Divorce in North Carolina
If spouse doesn’t respond, judge can still grant uncontested divorce
Ensuring legality and enforceability
Many experts agree that even in an uncontested divorce, at least the Petitioner (the one filing for divorce) should have an attorney, in order to ensure that all terms all legal and that the final decree is enforceable. Of course, a contested divorce almost guarantees the necessity of a compatible, experienced attorney for both parties.
Emotional well being and domestic violence
Additionally, each party should consider therapy, some form of grief counseling or spiritual guidance, both during and after the divorce, because even a so-called “amicable” divorce can be the source of great pain and a sense of loss–or even death…the death of a relationship, the death of dreams. Furthermore, if domestic violence is involved, legal experts and law enforcement authorities advise dealing with such problems immediately.
Fault not addressed in uncontested divorce
In North Carolina, according to North Carolina State University, “An uncontested divorce case can be filed in North Carolina based upon a one-year separation and a six-month residency requirement. Allegations of fault such as adultery, abandonment, cruelty, indignities, etc., will not be addressed by the court at an uncontested divorce hearing and there will be no division of property or awards of alimony. If such matters have not been satisfactorily addressed by the parties or included in a signed separation agreement, it is advisable to consult with an attorney who handles family law matters before filing for an uncontested divorce. Failure to do so could result in the loss of important legal rights.

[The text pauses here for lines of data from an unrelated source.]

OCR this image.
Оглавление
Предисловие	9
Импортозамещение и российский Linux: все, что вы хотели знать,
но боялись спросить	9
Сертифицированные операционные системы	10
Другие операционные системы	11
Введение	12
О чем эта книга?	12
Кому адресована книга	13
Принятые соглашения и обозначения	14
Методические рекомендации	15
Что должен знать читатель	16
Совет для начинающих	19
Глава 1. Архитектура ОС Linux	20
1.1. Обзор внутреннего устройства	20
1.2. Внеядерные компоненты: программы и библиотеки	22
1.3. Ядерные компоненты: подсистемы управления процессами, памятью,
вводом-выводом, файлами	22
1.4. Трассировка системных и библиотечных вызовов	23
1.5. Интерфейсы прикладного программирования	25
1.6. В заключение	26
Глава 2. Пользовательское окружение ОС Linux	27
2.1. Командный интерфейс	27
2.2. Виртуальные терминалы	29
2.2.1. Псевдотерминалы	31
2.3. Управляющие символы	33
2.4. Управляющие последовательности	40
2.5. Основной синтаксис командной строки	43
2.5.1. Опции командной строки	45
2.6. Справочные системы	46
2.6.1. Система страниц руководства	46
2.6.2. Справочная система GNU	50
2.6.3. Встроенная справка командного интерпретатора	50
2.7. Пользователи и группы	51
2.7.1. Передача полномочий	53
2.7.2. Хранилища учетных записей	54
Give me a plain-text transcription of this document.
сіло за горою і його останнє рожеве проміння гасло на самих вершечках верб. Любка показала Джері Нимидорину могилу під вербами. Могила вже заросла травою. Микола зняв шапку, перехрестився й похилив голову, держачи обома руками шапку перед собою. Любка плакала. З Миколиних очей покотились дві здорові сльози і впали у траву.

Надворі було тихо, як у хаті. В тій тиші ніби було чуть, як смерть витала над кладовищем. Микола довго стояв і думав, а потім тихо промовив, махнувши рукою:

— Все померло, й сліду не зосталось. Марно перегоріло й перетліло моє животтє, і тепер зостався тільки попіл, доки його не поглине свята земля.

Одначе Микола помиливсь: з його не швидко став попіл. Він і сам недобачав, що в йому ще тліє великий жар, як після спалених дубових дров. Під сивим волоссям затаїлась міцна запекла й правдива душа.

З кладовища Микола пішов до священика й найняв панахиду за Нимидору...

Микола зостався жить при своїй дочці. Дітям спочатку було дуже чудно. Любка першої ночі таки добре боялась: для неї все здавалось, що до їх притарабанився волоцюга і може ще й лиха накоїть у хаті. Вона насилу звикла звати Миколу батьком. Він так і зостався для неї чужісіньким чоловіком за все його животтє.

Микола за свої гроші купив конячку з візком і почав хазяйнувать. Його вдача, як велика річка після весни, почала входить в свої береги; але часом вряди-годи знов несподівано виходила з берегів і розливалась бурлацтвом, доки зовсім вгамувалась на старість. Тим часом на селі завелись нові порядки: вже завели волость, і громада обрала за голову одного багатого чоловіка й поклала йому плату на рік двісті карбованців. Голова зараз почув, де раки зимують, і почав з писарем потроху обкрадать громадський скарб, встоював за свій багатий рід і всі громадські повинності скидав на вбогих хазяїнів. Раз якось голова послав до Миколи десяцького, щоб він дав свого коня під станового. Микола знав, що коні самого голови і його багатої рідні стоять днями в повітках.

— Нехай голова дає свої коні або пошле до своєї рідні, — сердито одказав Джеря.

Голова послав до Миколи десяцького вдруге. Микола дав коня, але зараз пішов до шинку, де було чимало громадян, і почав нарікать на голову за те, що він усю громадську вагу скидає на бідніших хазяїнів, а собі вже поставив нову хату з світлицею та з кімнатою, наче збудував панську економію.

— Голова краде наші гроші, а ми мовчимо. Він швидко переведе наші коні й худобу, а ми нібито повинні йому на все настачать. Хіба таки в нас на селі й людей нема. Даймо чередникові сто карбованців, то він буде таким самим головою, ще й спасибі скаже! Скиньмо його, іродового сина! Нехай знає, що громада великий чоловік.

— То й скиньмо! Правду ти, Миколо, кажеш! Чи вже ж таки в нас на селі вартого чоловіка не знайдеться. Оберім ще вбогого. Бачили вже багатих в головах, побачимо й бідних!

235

All issues must be addressed in agreement
“As part of an uncontested divorce action you will need to include in the divorce the custody arrangement for your minor child(ren). However, child support and visitation schedules will not be addressed by the court at an uncontested divorce hearing. If your spouse objects to your recitation of custody the matter will have to be continued and dealt with at a subsequent hearing. Once again, it is advisable to have an attorney representing you in all such proceedings.”
Respondent has right to contest the proceedings
According to Women’sLaw.org, if the other spouse disagrees with anything in the divorce papers, that spouse “will have the opportunity to file papers telling his side. This is called ‘contesting the divorce.’ If [she or] he contests it, then you will have a series of court appearances to sort the issues out. If your spouse does not disagree with anything, then he [or she] should sign the papers and send them back to you and/or the court. If your spouse agrees with everything and signs the papers, this is called an ‘uncontested divorce.’ Also, if a certain period of time passes and your spouse does not sign the papers or file any papers of his/her own, you may be able to proceed with the divorce as an uncontested divorce anyway.”